It’s more about analytical reading ability than anything else. I figured I’d let a proper physicist answer your questions. If there’s none forthcoming, though…
In a certain way, yes. They’re called particles because they have particle-like aspects, just like some quantum phenomena are called “waves” because they have wavelike aspects. As to what they are, the jury’s essentially still out, but “little globs on energy” is as good a way to think about them as any other.
Again, this – while not necessarily the most accurate to the cutting-edge formulas – is as good a loose idea as any other. The idea that energy can be nonlocalized (as in a wave) or localized (as in a particle) depending on how you look at it really goes to the heart of the wave/particle duality.
This is actually the line of reasoning that led to the ether hypothesis, which was later disproved. The stunning fact is that light doesn’t need a medium to wave. The electromagnetic potential field is an assignment of a “cotangent vector” (loosely, a collection of four numbers with certain transformation properties as the coordinate system of the observer changes) to each point of spacetime. This satisfies a differential equation very similar to that of waves in a physical medium. In particular, a local disturbance propagates at a certain rate, the speed of light.
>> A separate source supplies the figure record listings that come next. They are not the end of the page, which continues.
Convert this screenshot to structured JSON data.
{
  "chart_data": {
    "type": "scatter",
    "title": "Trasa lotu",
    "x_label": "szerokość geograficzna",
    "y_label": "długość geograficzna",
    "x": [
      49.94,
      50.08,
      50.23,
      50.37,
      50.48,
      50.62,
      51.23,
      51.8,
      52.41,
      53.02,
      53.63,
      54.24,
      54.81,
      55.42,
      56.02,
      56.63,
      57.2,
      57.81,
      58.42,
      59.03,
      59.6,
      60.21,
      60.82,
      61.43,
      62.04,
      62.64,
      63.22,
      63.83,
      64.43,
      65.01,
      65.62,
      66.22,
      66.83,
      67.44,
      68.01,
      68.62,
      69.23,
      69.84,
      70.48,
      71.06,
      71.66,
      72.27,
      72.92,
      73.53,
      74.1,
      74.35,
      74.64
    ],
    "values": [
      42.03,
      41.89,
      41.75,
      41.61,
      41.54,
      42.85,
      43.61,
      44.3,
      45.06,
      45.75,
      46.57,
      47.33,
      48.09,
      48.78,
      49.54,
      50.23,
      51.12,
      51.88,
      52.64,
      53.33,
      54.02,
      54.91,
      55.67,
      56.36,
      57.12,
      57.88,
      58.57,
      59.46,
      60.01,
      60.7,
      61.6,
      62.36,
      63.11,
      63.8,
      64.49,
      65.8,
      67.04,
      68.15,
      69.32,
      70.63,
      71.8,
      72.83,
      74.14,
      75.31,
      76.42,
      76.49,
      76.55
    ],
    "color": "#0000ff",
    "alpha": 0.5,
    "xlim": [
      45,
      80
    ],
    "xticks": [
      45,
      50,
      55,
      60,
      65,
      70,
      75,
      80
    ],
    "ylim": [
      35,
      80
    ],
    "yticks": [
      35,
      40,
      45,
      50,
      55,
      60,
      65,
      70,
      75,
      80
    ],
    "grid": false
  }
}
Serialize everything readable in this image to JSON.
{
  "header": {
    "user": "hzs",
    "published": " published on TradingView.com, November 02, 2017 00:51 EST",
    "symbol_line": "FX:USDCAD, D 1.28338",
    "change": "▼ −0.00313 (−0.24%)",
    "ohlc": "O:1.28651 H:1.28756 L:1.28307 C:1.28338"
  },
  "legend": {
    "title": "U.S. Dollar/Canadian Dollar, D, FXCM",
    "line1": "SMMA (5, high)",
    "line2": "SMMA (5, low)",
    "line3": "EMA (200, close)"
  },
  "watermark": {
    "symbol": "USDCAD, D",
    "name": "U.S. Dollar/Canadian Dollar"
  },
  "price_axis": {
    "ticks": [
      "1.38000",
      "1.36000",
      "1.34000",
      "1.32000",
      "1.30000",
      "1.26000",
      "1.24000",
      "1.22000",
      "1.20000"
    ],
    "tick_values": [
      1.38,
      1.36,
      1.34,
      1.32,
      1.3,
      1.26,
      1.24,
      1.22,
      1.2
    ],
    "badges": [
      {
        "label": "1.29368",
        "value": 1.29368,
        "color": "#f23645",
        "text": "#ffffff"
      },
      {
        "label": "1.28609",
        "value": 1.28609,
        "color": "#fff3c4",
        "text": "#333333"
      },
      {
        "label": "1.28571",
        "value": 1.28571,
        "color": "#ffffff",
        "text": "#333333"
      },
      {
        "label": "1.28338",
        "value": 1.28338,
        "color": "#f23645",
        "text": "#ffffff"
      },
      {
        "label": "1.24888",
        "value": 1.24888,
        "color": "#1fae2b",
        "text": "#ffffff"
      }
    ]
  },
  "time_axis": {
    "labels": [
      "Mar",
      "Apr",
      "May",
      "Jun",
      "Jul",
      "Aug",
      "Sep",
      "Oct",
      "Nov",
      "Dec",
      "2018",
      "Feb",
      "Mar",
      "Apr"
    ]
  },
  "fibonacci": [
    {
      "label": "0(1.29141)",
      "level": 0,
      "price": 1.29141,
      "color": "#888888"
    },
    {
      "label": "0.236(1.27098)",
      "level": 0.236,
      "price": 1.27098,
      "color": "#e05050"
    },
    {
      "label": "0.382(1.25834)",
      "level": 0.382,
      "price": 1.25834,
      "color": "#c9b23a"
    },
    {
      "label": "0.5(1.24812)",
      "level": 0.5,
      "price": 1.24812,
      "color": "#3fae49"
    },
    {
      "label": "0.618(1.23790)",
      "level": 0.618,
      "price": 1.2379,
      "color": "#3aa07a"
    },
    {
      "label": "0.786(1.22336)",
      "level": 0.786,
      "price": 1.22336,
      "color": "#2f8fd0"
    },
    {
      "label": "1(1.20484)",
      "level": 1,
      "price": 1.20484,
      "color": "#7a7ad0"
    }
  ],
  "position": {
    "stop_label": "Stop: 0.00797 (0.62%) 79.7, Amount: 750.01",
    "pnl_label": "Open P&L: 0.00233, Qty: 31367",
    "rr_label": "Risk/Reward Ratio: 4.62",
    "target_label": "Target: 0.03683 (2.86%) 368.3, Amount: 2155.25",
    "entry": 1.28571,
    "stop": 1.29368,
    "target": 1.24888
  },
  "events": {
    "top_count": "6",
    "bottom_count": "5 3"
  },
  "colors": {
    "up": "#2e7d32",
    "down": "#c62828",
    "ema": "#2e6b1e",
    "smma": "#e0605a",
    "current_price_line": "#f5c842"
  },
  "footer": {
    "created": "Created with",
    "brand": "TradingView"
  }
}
Don’t beat yourself up so much. Asking questions, even if they’re based on false premises (say, “what about a Many-Worlds Interpretation of QM where different worlds interact?”), is the best way of learning something. Conversely, the best way of teaching (and in fact being sure that you know it in the first place) is to answer such questions, and to explain the answers (say, why the premises are false rather than just asserting their falseness).
There’s a certain sense in which “empty space” is still something under current models, but it’s definitely not dark matter or dark energy. The vacuum is sort of a background on which everything else happens (there are some theories where the vacuum itself is an epiphenomenon: like the force keeping you from falling through the floor is an epiphenomenon of the electromagnetic interactions between the floor and the soles of your shoes). Dark matter and energy are two different “things” that can go on in the vacuum.